Dieselben Leute, die jeden Zusammenhang zwischen Koran und Terror abstreiten oder von allenfalls “fundamentalistischen” Auslegungen sprechen, wittern nun die Chance, jedem, der den Begriff “der große Austausch” benutzt, eine “Nähe” zu dem Attentäter zu unterstellen, womit sie auf perfide Weise vor allem eine “Nähe” zu seiner Tat unterschieben wollen. Man will also schlicht und einfach die offene Diskussion über Einwanderung, Islamisierung und Demographie stigmatisieren und abwürgen. Man will einschüchtern und drohen, indem man allen, die sich an diese Themen heranwagen, gravierende ethische Defekte und kriminelle Energien unterstellt.
Um die Anschuldigungen besonders gründlich zu vergiften, bezeichnen die Verleumder den “großen Austausch” als “Verschwörungstheorie” oder “Wahnidee”, während sie ein- und denselben Vorgang in einem anderen Kontext abfeiern: als “Fortschritt”, “Diversity”, “Buntheit” usw. Ich bin auf darauf schon etliche Male eingegangen. Das demographische Problem sämtlicher weißer Völker (das inkludiert leider auch den weniger betroffenen Osten Europas und Rußland) ist real, es ist nachweisbar und wird zu tödlichen Konsequenzen für unsere Kultur und Zivilisation führen.

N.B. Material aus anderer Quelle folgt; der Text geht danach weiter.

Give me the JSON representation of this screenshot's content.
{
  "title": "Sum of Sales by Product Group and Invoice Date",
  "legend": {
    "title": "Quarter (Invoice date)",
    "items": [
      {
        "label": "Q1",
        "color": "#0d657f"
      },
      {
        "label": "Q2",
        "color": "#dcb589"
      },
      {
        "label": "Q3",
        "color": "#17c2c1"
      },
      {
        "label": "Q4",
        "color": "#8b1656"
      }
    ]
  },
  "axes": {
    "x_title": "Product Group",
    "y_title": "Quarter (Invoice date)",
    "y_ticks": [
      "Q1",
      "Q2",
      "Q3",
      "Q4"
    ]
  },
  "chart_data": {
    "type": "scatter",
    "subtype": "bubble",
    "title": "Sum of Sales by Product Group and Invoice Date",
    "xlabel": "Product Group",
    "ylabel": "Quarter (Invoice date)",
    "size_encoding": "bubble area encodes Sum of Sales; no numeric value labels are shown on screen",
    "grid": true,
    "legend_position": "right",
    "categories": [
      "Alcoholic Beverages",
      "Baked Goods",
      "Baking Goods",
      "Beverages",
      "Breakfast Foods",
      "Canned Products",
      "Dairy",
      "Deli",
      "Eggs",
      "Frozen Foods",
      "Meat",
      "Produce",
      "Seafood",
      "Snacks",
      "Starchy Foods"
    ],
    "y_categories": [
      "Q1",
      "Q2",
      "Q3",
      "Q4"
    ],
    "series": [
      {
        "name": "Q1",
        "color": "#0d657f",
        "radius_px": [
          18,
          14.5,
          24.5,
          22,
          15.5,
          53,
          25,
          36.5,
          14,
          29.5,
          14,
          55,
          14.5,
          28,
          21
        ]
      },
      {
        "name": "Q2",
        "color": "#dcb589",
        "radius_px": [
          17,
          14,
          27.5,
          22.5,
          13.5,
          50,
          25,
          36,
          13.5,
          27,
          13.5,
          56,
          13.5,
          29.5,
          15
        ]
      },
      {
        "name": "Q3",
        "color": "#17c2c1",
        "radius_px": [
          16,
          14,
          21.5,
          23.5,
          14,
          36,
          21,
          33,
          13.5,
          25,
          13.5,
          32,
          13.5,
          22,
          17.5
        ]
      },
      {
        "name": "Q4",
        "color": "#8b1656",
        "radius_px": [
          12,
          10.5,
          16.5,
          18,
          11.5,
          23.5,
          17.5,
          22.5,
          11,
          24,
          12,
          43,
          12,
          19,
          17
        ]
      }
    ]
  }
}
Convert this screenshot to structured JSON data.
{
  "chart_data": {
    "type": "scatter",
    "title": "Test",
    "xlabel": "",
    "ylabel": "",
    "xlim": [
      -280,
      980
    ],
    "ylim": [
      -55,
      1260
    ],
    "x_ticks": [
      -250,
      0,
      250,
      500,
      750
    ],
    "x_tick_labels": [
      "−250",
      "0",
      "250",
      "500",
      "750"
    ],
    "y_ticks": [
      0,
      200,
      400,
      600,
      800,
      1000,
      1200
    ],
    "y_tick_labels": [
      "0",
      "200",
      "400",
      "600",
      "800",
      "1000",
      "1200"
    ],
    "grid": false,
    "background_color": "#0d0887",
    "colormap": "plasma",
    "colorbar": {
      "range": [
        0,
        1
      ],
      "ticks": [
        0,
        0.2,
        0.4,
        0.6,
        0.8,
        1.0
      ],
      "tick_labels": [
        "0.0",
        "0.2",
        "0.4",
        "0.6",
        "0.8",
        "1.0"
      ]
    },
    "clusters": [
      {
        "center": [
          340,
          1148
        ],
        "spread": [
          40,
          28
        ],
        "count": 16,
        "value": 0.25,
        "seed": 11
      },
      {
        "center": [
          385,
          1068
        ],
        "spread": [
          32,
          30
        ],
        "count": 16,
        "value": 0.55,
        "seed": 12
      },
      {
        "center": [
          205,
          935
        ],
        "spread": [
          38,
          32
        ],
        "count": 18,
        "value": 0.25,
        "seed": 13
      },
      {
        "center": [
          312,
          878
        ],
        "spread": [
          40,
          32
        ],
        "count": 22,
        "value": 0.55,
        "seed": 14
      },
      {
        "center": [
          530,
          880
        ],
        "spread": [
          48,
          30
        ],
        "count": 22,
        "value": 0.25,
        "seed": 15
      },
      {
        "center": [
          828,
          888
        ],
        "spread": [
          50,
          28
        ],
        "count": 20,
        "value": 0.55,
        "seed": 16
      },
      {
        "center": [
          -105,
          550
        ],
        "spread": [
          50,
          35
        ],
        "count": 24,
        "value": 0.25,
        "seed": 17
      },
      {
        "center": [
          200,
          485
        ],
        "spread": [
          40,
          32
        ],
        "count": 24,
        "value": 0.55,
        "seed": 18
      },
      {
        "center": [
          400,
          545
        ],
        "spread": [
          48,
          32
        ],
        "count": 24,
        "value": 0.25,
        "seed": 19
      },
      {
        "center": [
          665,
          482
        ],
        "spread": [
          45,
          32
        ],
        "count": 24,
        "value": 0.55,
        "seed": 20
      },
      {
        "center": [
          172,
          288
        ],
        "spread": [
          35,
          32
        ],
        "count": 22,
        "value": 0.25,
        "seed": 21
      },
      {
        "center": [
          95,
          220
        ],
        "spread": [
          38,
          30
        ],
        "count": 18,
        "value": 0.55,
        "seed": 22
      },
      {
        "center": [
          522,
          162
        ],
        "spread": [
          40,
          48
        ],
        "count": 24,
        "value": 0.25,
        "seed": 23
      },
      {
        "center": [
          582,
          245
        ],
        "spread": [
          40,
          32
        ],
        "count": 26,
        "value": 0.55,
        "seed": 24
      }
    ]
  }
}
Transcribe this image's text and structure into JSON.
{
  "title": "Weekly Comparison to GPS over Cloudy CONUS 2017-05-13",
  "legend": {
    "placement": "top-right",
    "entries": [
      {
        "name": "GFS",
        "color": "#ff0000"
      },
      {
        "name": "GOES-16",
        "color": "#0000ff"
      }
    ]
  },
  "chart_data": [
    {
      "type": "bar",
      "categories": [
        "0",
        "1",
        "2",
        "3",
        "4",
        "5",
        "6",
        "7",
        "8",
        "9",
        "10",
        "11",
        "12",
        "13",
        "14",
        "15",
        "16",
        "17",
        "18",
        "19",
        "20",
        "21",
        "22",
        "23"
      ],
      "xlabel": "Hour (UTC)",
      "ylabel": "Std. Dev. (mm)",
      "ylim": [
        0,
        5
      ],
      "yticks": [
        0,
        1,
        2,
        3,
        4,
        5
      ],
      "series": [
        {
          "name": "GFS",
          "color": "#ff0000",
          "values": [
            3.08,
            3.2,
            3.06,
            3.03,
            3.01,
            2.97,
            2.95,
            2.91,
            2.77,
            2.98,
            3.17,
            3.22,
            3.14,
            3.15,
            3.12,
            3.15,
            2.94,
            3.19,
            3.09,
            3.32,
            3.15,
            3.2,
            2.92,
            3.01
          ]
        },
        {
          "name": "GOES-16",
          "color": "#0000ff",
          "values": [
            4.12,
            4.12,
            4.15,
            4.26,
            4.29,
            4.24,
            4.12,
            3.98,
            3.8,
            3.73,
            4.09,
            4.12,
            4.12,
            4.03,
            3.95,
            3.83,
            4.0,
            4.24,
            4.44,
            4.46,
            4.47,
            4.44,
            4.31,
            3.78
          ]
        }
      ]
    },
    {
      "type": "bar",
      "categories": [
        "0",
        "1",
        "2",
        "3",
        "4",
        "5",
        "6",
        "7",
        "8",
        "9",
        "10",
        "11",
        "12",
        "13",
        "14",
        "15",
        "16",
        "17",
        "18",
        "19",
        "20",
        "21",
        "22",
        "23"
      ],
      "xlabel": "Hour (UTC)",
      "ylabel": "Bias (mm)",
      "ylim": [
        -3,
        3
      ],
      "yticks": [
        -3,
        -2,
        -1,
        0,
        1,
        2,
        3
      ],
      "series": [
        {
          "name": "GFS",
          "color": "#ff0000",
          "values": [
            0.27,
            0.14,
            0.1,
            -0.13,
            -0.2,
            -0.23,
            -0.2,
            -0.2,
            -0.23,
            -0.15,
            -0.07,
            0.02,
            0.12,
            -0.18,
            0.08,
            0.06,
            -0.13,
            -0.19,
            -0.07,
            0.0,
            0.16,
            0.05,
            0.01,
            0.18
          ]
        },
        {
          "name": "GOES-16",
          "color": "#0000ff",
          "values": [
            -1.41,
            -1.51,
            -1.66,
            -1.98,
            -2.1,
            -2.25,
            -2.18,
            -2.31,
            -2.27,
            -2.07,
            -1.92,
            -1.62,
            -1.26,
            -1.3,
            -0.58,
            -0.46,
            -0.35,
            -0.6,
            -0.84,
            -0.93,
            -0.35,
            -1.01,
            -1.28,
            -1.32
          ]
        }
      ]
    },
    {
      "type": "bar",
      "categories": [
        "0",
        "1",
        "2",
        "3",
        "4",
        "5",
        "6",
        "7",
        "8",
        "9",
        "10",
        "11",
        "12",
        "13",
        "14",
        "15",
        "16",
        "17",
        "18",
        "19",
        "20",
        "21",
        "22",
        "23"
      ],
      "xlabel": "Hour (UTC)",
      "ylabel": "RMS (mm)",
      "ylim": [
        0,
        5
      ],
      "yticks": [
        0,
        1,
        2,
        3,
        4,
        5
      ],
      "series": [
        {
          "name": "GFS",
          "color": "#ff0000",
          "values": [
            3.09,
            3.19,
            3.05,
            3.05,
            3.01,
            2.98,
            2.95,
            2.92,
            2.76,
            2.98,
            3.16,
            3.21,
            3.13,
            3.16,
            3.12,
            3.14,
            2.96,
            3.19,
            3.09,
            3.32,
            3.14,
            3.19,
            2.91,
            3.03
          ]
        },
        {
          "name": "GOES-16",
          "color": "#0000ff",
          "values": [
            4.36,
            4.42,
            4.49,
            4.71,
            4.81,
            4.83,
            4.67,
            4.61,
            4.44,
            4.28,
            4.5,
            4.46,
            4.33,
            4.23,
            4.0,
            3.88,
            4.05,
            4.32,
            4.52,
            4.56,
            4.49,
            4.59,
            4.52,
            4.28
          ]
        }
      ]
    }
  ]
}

Michael Klonovsky kommentierte:
Ganze Städte und Stadtteile haben den Bevölkerungsaustausch schon zur Hälfte bewältigt: Blackburn, London-Tower Hamlets, Malmö, Marseille, Duisburg, Berlin-Neukölln etc. pp., es ist einfach ein Fakt. Und diejenigen, die den Austausch (“Wandel”, “Buntheit”, “Offenheit”) gutheißen oder preisen, dürfen die Folgen auch ganz unbefangen schildern und in einem globalen Migrationspakt, der nur ein Wanderungsziel und nur eine Wanderungsrichtung kennt, allmählich als politisch gewollt festschreiben. Eine “Verschwörungstheorie” wird erst daraus, wenn “Rechte” sich dagegen erklären.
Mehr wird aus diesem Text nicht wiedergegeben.